I can vividly remember coming home from school in the second grade and my mom, sitting on the couch, would ask, "How was your day?" I would proceed to give her the blow-by-blow description of every minute of my school day... "Well, when I got on the bus..." She'd listen. My day seemed the most important thing to her. She didn't shut me down, or not have time for me, or quell a child's enthusiasm.
My mom would rather take us to the beach than clean the house, so that's what we did! She taught us to skate, ski, dance, play, eat ice cream, sled, swim. She was a do-er. We got out there and tried everything. Oftentimes, she'd have to go to work at night, but we'd spend that entire day at the beach and drop sandy towels at the door as she slipped on an outfit and rushed to work.
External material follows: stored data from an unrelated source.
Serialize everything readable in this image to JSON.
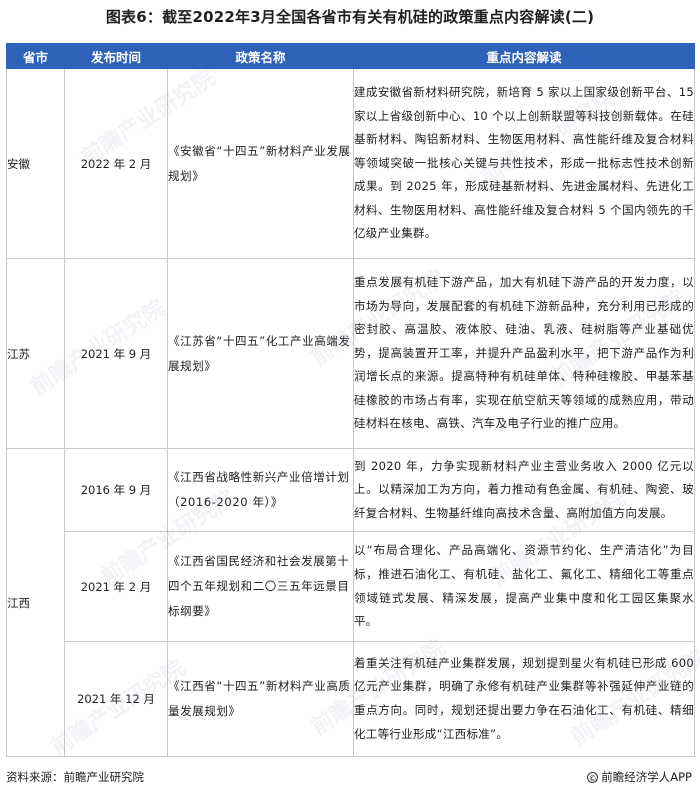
{
  "title": "图表6：截至2022年3月全国各省市有关有机硅的政策重点内容解读(二)",
  "headers": [
    "省市",
    "发布时间",
    "政策名称",
    "重点内容解读"
  ],
  "watermark": "前瞻产业研究院",
  "rows": [
    {
      "province": "安徽",
      "date": "2022 年 2 月",
      "policy": "《安徽省“十四五”新材料产业发展规划》",
      "content": "建成安徽省新材料研究院，新培育 5 家以上国家级创新平台、15 家以上省级创新中心、10 个以上创新联盟等科技创新载体。在硅基新材料、陶铝新材料、生物医用材料、高性能纤维及复合材料等领域突破一批核心关键与共性技术，形成一批标志性技术创新成果。到 2025 年，形成硅基新材料、先进金属材料、先进化工材料、生物医用材料、高性能纤维及复合材料 5 个国内领先的千亿级产业集群。"
    },
    {
      "province": "江苏",
      "date": "2021 年 9 月",
      "policy": "《江苏省“十四五”化工产业高端发展规划》",
      "content": "重点发展有机硅下游产品，加大有机硅下游产品的开发力度，以市场为导向，发展配套的有机硅下游新品种，充分利用已形成的密封胶、高温胶、液体胶、硅油、乳液、硅树脂等产业基础优势，提高装置开工率，并提升产品盈利水平，把下游产品作为利润增长点的来源。提高特种有机硅单体、特种硅橡胶、甲基苯基硅橡胶的市场占有率，实现在航空航天等领域的成熟应用，带动硅材料在核电、高铁、汽车及电子行业的推广应用。"
    },
    {
      "province": "江西",
      "date": "2016 年 9 月",
      "policy": "《江西省战略性新兴产业倍增计划（2016-2020 年）》",
      "content": "到 2020 年，力争实现新材料产业主营业务收入 2000 亿元以上。以精深加工为方向，着力推动有色金属、有机硅、陶瓷、玻纤复合材料、生物基纤维向高技术含量、高附加值方向发展。"
    },
    {
      "date": "2021 年 2 月",
      "policy": "《江西省国民经济和社会发展第十四个五年规划和二〇三五年远景目标纲要》",
      "content": "以“布局合理化、产品高端化、资源节约化、生产清洁化”为目标，推进石油化工、有机硅、盐化工、氟化工、精细化工等重点领域链式发展、精深发展，提高产业集中度和化工园区集聚水平。"
    },
    {
      "date": "2021 年 12 月",
      "policy": "《江西省“十四五”新材料产业高质量发展规划》",
      "content": "着重关注有机硅产业集群发展，规划提到星火有机硅已形成 600 亿元产业集群，明确了永修有机硅产业集群等补强延伸产业链的重点方向。同时，规划还提出要力争在石油化工、有机硅、精细化工等行业形成“江西标准”。"
    }
  ],
  "footer": {
    "source": "资料来源：前瞻产业研究院",
    "brand": "前瞻经济学人APP",
    "copyright_symbol": "©"
  }
}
We slept deeply after hard days of play; she worked and never let it hold her back.
Her stepping back.
This may sound a bit counterintuitive, but it was perfect parenting for a child like me (and happens to be the perfect way to parent my own older son). She let me loose. I made my own decisions from when I was a small child. I was never too fat, too crazily dressed, too dramatic or not giving my all. She never criticized me. She let me date a boy from the time I was 13, although her friends were telling her she must shut that down; she let me get on a plane to England when I was 21 when it was not as common as it is today; she let me build a deep relationship with my father, her ex-husband, and she made room for me to choose, 100 percent for myself, the life I wanted to live.
And.. .I've been married to that boy for 29 years; England and my European travel were one of the most joyous times of my life; and, my father's influence is the reason that I've been in the investment field for 30 years.
My mom was right. She was good. Her love for me shows in everything she does and says. What she gave, mattered so much.
Happy Mother's Day to my mom... and all moms. And a great BIG thank you!
Photo: My mom at Shelburne Farms, Vermont.